Personal information
- Full name: Nigel Harold Moore
- Born: 20 April 1930 Norwich, Norfolk, England
- Died: 24 December 2003 (aged 73) Norwich, Norfolk, England
- Batting: Right-handed
- Bowling: Right-arm fast-medium

Domestic team information
- 1960: Minor Counties
- 1952: Cambridge University
- 1947–1964: Norfolk

Career statistics
| Competition | First-class |
| Matches | 4 |
| Runs scored | 139 |
| Batting average | 23.16 |
| 100s/50s | –/2 |
| Top score | 59 |
| Balls bowled | – |
| Wickets | – |
| Bowling average | – |
| 5 wickets in innings | – |
| 10 wickets in match | – |
| Best bowling | – |
| Catches/stumpings | 2/– |
- Source: Cricinfo, 9 July 2012

= Nigel Moore (cricketer) =

English cricketer

Nigel Harold Moore (20 April 1930 – 24 December 2003) was an English cricketer. Moore was a right-handed batsman who bowled right-arm fast-medium. He was born at Norwich, Norfolk.
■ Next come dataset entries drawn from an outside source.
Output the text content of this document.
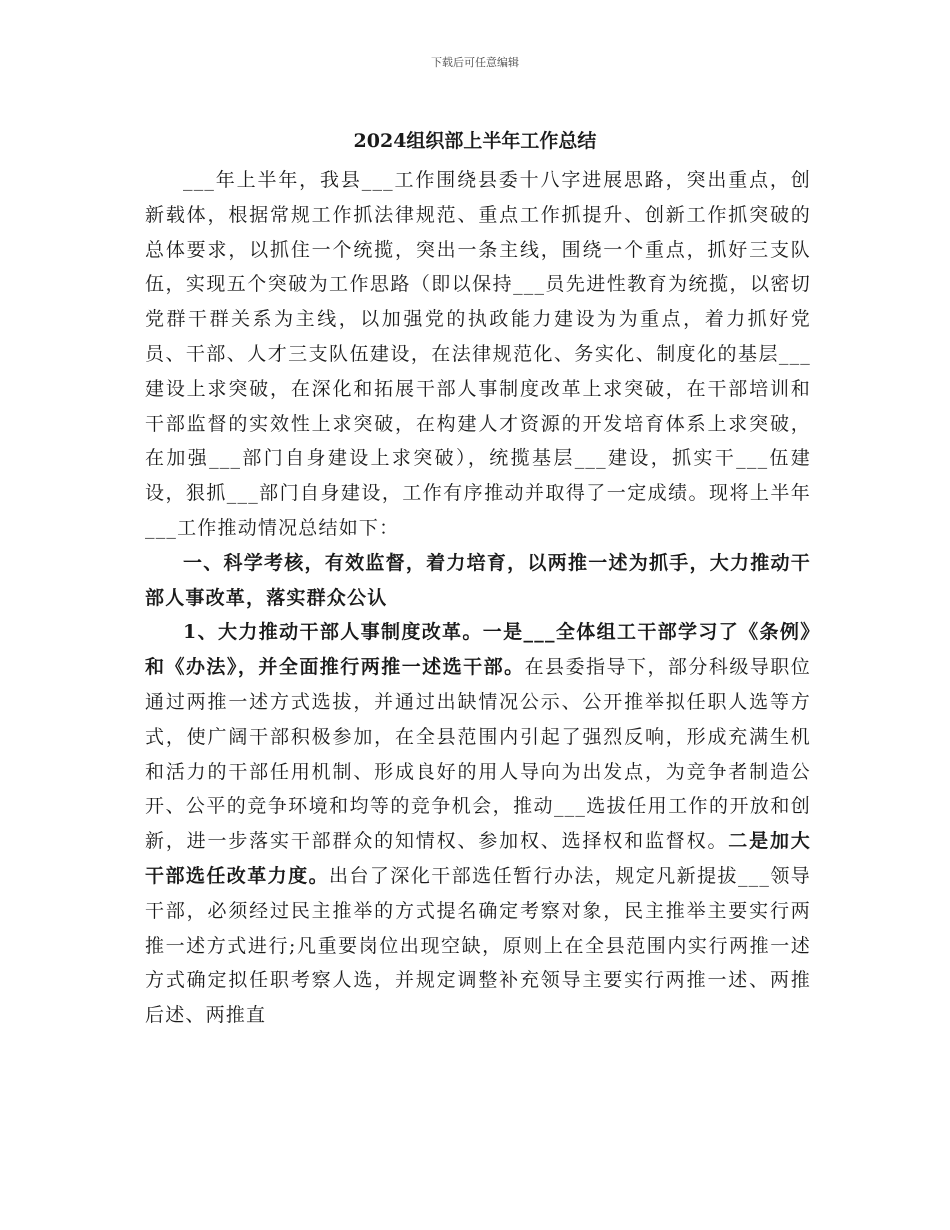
下载后可任意编辑
2024组织部上半年工作总结

___年上半年，我县___工作围绕县委十八字进展思路，突出重点，创新载体，根据常规工作抓法律规范、重点工作抓提升、创新工作抓突破的总体要求，以抓住一个统揽，突出一条主线，围绕一个重点，抓好三支队伍，实现五个突破为工作思路（即以保持___员先进性教育为统揽，以密切党群干群关系为主线，以加强党的执政能力建设为为重点，着力抓好党员、干部、人才三支队伍建设，在法律规范化、务实化、制度化的基层___建设上求突破，在深化和拓展干部人事制度改革上求突破，在干部培训和干部监督的实效性上求突破，在构建人才资源的开发培育体系上求突破，在加强___部门自身建设上求突破），统揽基层___建设，抓实干___伍建设，狠抓___部门自身建设，工作有序推动并取得了一定成绩。现将上半年___工作推动情况总结如下：

一、科学考核，有效监督，着力培育，以两推一述为抓手，大力推动干部人事改革，落实群众公认

1、大力推动干部人事制度改革。一是___全体组工干部学习了《条例》和《办法》，并全面推行两推一述选干部。在县委指导下，部分科级导职位通过两推一述方式选拔，并通过出缺情况公示、公开推举拟任职人选等方式，使广阔干部积极参加，在全县范围内引起了强烈反响，形成充满生机和活力的干部任用机制、形成良好的用人导向为出发点，为竞争者制造公开、公平的竞争环境和均等的竞争机会，推动___选拔任用工作的开放和创新，进一步落实干部群众的知情权、参加权、选择权和监督权。二是加大干部选任改革力度。出台了深化干部选任暂行办法，规定凡新提拔___领导干部，必须经过民主推举的方式提名确定考察对象，民主推举主要实行两推一述方式进行;凡重要岗位出现空缺，原则上在全县范围内实行两推一述方式确定拟任职考察人选，并规定调整补充领导主要实行两推一述、两推后述、两推直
Moore made his debut for Norfolk against Hertfordshire in the 1947 Minor Counties Championship. He made two further appearances for the county in 1947, before making his next appearance in 1950. While studying at the University of Cambridge in 1952, Moore made his first-class debut against Leicestershire at Fenner's. He made two further first-class appearances in that season for the university, both at Fenner's, against Sussex and Essex. He scored 70 runs in his three matches, which came at an average of 17.50, with a high score of 51. This score came against Sussex. He gained a Blue in golf while studying at Cambridge.

While undertaking his studies he continued to play for minor counties cricket for Norfolk, with him being a regular feature in the Norfolk side of the fifties. Playing for Norfolk allowed him to be selected to represent a combined Minor Counties cricket team in a first-class match against the touring South Africans at Longton Cricket Club Ground, Stoke-on-Trent, in 1960. He was dismissed for 10 runs in the Minor Counties first-innings by Neil Adcock, while in their second-innings he made a half century, scoring 59 runs before he was dismissed by Hugh Tayfield. He continued to play minor counties cricket for Norfolk until 1964, with his final appearance coming against Cambridgeshire. He made a total of 95 Minor Counties Championship appearances. He was described by his Norfolk teammate Henry Blofeld as "a jolly good competitor, an enormously strong man who was a formidable striker of the ball and bowled a sharpish fast-medium."

He died at the city of his birth on 24 December 2003.